Lo del hospital no fue un accidente, tampoco una enfermedad. En verdad sólo hubo un hecho del todo fortuito, coincidir en el centro con una manifestación. Me adentré en ella sin demasiada pasión. A mi alrededor todos gritaban, resulta comprensible, protestaban por algo y habían tomado la calle, pero todavía hoy desconozco sus exigencias. Puede resultar sorprendente, pero en aquella masa vociferante encontré la soledad y acabé de confirmar lo temido tantas veces desde aquel día, cuando el chico fue golpeado en nuestro bar, el falso andamiaje de nuestra amistad puesto de relieve en aquel discreto gesto de Tina. Por eso, cuando vi delante de nosotros el batallón de antidisturbios, no pude reprimir el dolor ante el hecho de no ser capaz de anular aquel instante de mi memoria, algo tan pequeño, pero tan relevante como una traición, aquel guiño en dirección al aseo de señoras.

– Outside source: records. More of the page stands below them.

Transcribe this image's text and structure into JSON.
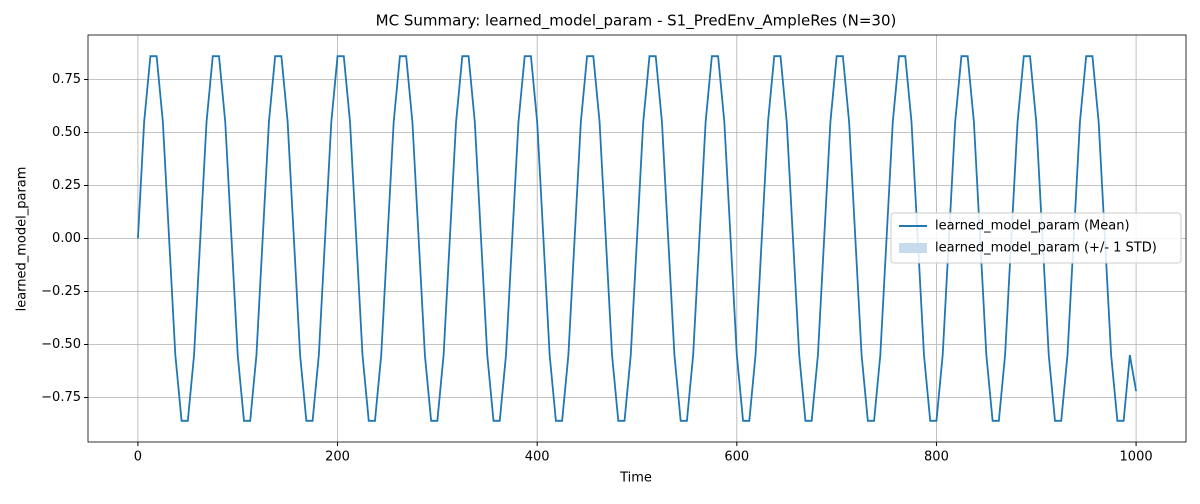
{
  "chart_data": {
    "type": "line",
    "title": "MC Summary: learned_model_param - S1_PredEnv_AmpleRes (N=30)",
    "x_label": "Time",
    "y_label": "learned_model_param",
    "x": [
      0,
      6.25,
      12.5,
      18.75,
      25,
      31.25,
      37.5,
      43.75,
      50,
      56.25,
      62.5,
      68.75,
      75,
      81.25,
      87.5,
      93.75,
      100,
      106.25,
      112.5,
      118.75,
      125,
      131.25,
      137.5,
      143.75,
      150,
      156.25,
      162.5,
      168.75,
      175,
      181.25,
      187.5,
      193.75,
      200,
      206.25,
      212.5,
      218.75,
      225,
      231.25,
      237.5,
      243.75,
      250,
      256.25,
      262.5,
      268.75,
      275,
      281.25,
      287.5,
      293.75,
      300,
      306.25,
      312.5,
      318.75,
      325,
      331.25,
      337.5,
      343.75,
      350,
      356.25,
      362.5,
      368.75,
      375,
      381.25,
      387.5,
      393.75,
      400,
      406.25,
      412.5,
      418.75,
      425,
      431.25,
      437.5,
      443.75,
      450,
      456.25,
      462.5,
      468.75,
      475,
      481.25,
      487.5,
      493.75,
      500,
      506.25,
      512.5,
      518.75,
      525,
      531.25,
      537.5,
      543.75,
      550,
      556.25,
      562.5,
      568.75,
      575,
      581.25,
      587.5,
      593.75,
      600,
      606.25,
      612.5,
      618.75,
      625,
      631.25,
      637.5,
      643.75,
      650,
      656.25,
      662.5,
      668.75,
      675,
      681.25,
      687.5,
      693.75,
      700,
      706.25,
      712.5,
      718.75,
      725,
      731.25,
      737.5,
      743.75,
      750,
      756.25,
      762.5,
      768.75,
      775,
      781.25,
      787.5,
      793.75,
      800,
      806.25,
      812.5,
      818.75,
      825,
      831.25,
      837.5,
      843.75,
      850,
      856.25,
      862.5,
      868.75,
      875,
      881.25,
      887.5,
      893.75,
      900,
      906.25,
      912.5,
      918.75,
      925,
      931.25,
      937.5,
      943.75,
      950,
      956.25,
      962.5,
      968.75,
      975,
      981.25,
      987.5,
      993.75,
      1000
    ],
    "series": [
      {
        "name": "learned_model_param (Mean)",
        "color": "#1f77b4",
        "values": [
          0,
          0.55,
          0.86,
          0.86,
          0.55,
          0,
          -0.55,
          -0.86,
          -0.86,
          -0.55,
          0,
          0.55,
          0.86,
          0.86,
          0.55,
          0,
          -0.55,
          -0.86,
          -0.86,
          -0.55,
          0,
          0.55,
          0.86,
          0.86,
          0.55,
          0,
          -0.55,
          -0.86,
          -0.86,
          -0.55,
          0,
          0.55,
          0.86,
          0.86,
          0.55,
          0,
          -0.55,
          -0.86,
          -0.86,
          -0.55,
          0,
          0.55,
          0.86,
          0.86,
          0.55,
          0,
          -0.55,
          -0.86,
          -0.86,
          -0.55,
          0,
          0.55,
          0.86,
          0.86,
          0.55,
          0,
          -0.55,
          -0.86,
          -0.86,
          -0.55,
          0,
          0.55,
          0.86,
          0.86,
          0.55,
          0,
          -0.55,
          -0.86,
          -0.86,
          -0.55,
          0,
          0.55,
          0.86,
          0.86,
          0.55,
          0,
          -0.55,
          -0.86,
          -0.86,
          -0.55,
          0,
          0.55,
          0.86,
          0.86,
          0.55,
          0,
          -0.55,
          -0.86,
          -0.86,
          -0.55,
          0,
          0.55,
          0.86,
          0.86,
          0.55,
          0,
          -0.55,
          -0.86,
          -0.86,
          -0.55,
          0,
          0.55,
          0.86,
          0.86,
          0.55,
          0,
          -0.55,
          -0.86,
          -0.86,
          -0.55,
          0,
          0.55,
          0.86,
          0.86,
          0.55,
          0,
          -0.55,
          -0.86,
          -0.86,
          -0.55,
          0,
          0.55,
          0.86,
          0.86,
          0.55,
          0,
          -0.55,
          -0.86,
          -0.86,
          -0.55,
          0,
          0.55,
          0.86,
          0.86,
          0.55,
          0,
          -0.55,
          -0.86,
          -0.86,
          -0.55,
          0,
          0.55,
          0.86,
          0.86,
          0.55,
          0,
          -0.55,
          -0.86,
          -0.86,
          -0.55,
          0,
          0.55,
          0.86,
          0.86,
          0.55,
          0,
          -0.55,
          -0.86,
          -0.86,
          -0.55,
          -0.72
        ]
      }
    ],
    "band": {
      "name": "learned_model_param (+/- 1 STD)",
      "color": "#c6dcec"
    },
    "xlim": [
      -50,
      1050
    ],
    "xticks": [
      0,
      200,
      400,
      600,
      800,
      1000
    ],
    "ylim": [
      -0.96,
      0.96
    ],
    "yticks": [
      {
        "value": -0.75,
        "label": "−0.75"
      },
      {
        "value": -0.5,
        "label": "−0.50"
      },
      {
        "value": -0.25,
        "label": "−0.25"
      },
      {
        "value": 0,
        "label": "0.00"
      },
      0.25,
      {
        "value": 0.5,
        "label": "0.50"
      },
      0.75
    ],
    "grid": true,
    "legend": "right"
  }
}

Ese muro entre Tina y Nito, y yo, era como el de los policías delante de nosotros, una provocación al sentido de mi vida. Sus ojos ocultos tras la visera del casco me incitaban a la violencia, porque no era humana aquella mole de carne impidiendo el paso con sus porras y fusiles. Tampoco nosotros lo seríamos, una serpiente más animal que humana reptando y rompiendo las calles.
Levantamos y dimos la vuelta a un coche. La gasolina se derramó. Alguien tiró su cigarrillo contra aquel líquido arco iris y un reguero de fuego y humo negro se extendió perpendicular a la calle. Agarré una valla metálica y la arrojé contra las patas de un caballo. Gemía en el suelo y ese único gesto de dolor animal hubiera bastado para detenerme, pero alguien me golpeó por detrás y empecé a correr intentando seguir a la gente, mientras un venero que creí de sudor resbalaba por mi mejilla y teñía mi camisa. Entré en una cafetería cargada de humo, donde sólo pude ver a los camareros detrás del mostrador, también algunos ojos sorprendidos, y me abalancé hacia el fondo. Cuando llegué ante las puertas de los aseos me detuve ya totalmente sereno. Recuerdo mi sonrisa y la señora de perfil con su sombrilla y el miriñaque. Abrí la puerta, la cerré con el pestillo, me bajé los pantalones e intenté cagar y llorar todo mi dolor y mi odio, antes de que alguien finalmente reventara la puerta.